Nihayet, Rus savaş uçağı bırakacağını bıraktı ve geldiği yere geri gitti. Gittiği yere, komuta merkezine tekmil verdi. Hedef tam isabet Komutanım, dedi.
Varil bombasının isabet ettiği diğer yuvalara baktığımızda, onlarda kim sağ kaldı, kim öldü? Meçhul.
Çünkü Suriye'de herkes Ahmet ve ailesi kadar şanslı olamazdı. Zira Ahmet'in hamile olan hanımı ve çocuğuna bir şey olmadan hafif sıyırıklarla faciayı atlatabilmişlerdi.
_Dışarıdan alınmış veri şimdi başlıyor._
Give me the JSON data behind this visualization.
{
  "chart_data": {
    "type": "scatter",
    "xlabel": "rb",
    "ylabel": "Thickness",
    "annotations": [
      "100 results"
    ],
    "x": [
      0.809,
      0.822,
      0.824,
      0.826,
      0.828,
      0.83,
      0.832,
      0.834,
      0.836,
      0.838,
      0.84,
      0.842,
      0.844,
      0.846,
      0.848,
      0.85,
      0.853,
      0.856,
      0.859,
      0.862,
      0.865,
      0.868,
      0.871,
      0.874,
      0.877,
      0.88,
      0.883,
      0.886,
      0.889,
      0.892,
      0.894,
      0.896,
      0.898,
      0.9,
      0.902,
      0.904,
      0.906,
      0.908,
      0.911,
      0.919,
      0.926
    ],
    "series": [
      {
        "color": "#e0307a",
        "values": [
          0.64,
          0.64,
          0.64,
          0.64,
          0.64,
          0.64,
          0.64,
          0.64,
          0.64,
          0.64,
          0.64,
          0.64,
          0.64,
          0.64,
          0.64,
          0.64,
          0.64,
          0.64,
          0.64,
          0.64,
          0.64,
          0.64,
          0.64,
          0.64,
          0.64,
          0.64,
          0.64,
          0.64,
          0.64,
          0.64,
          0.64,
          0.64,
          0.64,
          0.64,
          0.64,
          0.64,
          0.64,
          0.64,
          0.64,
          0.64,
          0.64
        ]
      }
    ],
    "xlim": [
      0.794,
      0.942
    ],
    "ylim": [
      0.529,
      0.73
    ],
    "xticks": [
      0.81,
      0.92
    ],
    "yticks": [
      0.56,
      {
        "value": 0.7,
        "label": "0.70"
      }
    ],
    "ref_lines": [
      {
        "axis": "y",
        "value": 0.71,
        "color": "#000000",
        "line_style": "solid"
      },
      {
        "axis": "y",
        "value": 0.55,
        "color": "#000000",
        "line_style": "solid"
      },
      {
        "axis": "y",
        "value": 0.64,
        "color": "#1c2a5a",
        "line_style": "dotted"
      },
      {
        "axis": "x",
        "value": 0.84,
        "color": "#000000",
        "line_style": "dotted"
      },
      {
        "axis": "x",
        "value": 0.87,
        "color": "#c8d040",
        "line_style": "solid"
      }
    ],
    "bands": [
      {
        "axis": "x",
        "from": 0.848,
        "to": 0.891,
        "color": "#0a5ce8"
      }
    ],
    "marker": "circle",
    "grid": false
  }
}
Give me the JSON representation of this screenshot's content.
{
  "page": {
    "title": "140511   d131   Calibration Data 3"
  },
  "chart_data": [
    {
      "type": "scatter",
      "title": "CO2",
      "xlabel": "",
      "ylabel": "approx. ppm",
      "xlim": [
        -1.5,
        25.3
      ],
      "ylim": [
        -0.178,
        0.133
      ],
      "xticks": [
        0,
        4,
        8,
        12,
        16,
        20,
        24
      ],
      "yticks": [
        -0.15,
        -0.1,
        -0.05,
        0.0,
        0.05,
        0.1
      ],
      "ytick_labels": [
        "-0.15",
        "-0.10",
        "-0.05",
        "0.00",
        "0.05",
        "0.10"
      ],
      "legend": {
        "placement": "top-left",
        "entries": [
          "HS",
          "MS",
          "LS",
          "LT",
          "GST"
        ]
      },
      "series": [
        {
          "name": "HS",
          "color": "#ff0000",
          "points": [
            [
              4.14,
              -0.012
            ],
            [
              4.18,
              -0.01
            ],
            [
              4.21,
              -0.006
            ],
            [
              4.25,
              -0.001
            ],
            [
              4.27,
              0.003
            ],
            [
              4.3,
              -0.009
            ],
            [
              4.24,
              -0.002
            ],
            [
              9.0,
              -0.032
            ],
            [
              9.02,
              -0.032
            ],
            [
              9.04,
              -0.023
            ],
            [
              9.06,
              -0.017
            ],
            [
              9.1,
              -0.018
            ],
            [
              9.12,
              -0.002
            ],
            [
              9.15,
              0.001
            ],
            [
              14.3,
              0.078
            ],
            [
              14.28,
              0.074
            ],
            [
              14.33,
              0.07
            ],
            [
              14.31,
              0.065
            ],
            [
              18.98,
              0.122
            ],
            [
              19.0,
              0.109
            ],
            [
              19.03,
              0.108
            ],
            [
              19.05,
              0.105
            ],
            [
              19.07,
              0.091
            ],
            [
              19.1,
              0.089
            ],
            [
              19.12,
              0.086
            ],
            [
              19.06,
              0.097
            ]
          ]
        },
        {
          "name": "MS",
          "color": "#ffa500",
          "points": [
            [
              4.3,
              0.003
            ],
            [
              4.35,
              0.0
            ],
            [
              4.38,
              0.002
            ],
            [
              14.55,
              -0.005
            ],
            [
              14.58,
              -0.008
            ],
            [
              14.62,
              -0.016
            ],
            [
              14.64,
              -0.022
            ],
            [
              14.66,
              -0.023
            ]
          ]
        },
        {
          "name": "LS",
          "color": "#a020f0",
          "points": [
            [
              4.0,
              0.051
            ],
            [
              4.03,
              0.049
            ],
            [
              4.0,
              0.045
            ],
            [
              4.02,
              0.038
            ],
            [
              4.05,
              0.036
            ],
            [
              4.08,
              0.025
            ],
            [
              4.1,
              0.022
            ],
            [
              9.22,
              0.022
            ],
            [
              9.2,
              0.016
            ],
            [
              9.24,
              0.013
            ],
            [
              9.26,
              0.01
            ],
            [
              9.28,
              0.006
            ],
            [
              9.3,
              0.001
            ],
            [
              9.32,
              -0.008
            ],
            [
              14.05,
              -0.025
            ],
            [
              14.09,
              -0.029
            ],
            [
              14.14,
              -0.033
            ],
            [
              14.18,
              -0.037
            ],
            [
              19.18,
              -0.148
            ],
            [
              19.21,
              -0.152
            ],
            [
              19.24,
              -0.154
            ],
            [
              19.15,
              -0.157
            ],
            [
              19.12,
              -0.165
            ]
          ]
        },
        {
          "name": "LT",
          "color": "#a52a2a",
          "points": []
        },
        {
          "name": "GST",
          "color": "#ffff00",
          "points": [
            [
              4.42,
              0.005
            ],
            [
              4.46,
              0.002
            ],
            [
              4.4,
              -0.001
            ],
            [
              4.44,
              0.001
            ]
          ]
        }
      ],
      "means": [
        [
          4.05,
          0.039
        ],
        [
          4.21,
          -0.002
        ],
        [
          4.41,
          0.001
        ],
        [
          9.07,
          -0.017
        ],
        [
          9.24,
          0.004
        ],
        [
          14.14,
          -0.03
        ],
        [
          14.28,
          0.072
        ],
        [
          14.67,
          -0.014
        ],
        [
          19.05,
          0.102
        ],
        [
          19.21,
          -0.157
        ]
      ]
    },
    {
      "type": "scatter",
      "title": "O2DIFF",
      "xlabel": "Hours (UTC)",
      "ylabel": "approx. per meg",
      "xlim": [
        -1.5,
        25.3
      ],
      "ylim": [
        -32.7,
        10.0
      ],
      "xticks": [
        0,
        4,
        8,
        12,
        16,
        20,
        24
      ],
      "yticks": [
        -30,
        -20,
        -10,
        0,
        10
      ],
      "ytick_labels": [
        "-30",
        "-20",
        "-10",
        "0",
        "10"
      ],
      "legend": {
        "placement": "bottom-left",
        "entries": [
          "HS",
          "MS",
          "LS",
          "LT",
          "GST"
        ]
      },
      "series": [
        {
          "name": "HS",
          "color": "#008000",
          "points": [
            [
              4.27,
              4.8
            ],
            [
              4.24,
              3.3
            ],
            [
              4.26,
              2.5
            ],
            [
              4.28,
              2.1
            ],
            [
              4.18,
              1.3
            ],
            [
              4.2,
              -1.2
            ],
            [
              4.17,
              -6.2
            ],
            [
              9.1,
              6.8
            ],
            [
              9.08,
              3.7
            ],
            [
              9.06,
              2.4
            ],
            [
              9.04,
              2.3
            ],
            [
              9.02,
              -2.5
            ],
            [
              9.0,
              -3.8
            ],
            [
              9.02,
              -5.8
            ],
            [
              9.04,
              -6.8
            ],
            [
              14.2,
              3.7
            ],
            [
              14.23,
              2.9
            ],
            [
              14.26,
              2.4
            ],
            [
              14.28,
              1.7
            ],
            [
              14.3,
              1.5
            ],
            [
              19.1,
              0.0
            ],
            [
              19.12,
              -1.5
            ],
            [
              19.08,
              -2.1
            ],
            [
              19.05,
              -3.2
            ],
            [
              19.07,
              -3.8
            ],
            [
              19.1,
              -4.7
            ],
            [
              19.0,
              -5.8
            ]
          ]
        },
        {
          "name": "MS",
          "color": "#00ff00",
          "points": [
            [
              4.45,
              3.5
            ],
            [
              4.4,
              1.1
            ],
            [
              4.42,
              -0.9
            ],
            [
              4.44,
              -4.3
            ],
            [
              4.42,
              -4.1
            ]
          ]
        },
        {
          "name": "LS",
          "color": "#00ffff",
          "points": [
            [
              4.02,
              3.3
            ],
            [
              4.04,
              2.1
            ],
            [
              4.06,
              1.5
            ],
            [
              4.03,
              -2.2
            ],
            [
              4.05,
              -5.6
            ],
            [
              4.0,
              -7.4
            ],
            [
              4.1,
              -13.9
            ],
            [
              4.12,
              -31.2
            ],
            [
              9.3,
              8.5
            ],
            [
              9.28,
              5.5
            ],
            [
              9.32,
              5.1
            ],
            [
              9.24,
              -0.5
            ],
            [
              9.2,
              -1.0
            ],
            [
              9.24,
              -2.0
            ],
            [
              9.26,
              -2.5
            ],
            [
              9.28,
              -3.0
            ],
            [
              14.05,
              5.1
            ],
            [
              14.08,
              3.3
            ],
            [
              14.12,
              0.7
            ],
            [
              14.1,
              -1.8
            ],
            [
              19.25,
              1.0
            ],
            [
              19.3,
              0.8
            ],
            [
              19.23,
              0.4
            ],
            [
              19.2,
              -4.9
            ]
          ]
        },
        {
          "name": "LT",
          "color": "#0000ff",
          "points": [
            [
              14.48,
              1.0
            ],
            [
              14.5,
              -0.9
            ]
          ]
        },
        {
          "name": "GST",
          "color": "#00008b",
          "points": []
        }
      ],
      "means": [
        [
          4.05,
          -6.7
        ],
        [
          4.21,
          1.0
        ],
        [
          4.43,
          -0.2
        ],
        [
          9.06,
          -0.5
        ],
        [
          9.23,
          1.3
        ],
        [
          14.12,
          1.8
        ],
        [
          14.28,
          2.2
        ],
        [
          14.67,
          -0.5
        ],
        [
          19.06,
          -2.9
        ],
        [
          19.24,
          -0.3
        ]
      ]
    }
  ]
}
Ahmet ise iki bacağını kaybetmişti. İki bacağı adeta bıçakla kesilmiş gibiydi. Dizden aşağısını bir şarapnel parçası kesmişti.
Hedef - isabet bu muydu ey zalimler! Bu yuvayı yıktınız. Bunanla yetinmediniz, baştan sona Suriye'yi bir hayalet ülkesine çevirdiniz. Pis emperyalist hedeflerinizi gerçekleştirmek için yaptınız bunları.
Ahmet'in iki bacağı koptu, tedavi edilmek üzere Türkiye'ye getirildi. Zaten başka gidecek yeri yoktu ki! Dünya, katliamı seyretmekle kalmıyor, aynı zamanda Suriyeli mazlum halka kapılarını kapatıyor. Kucak açan yer Türkiye, dedi Ahmet. Dedi demesine, ama evin kirası, elektrik ve su faturasında ödeme sorunu olacaktı. Yemeği sorun etmiyordu Ahmet. Komşudan gelen yemeklerle karınlarını doyuruyorlar.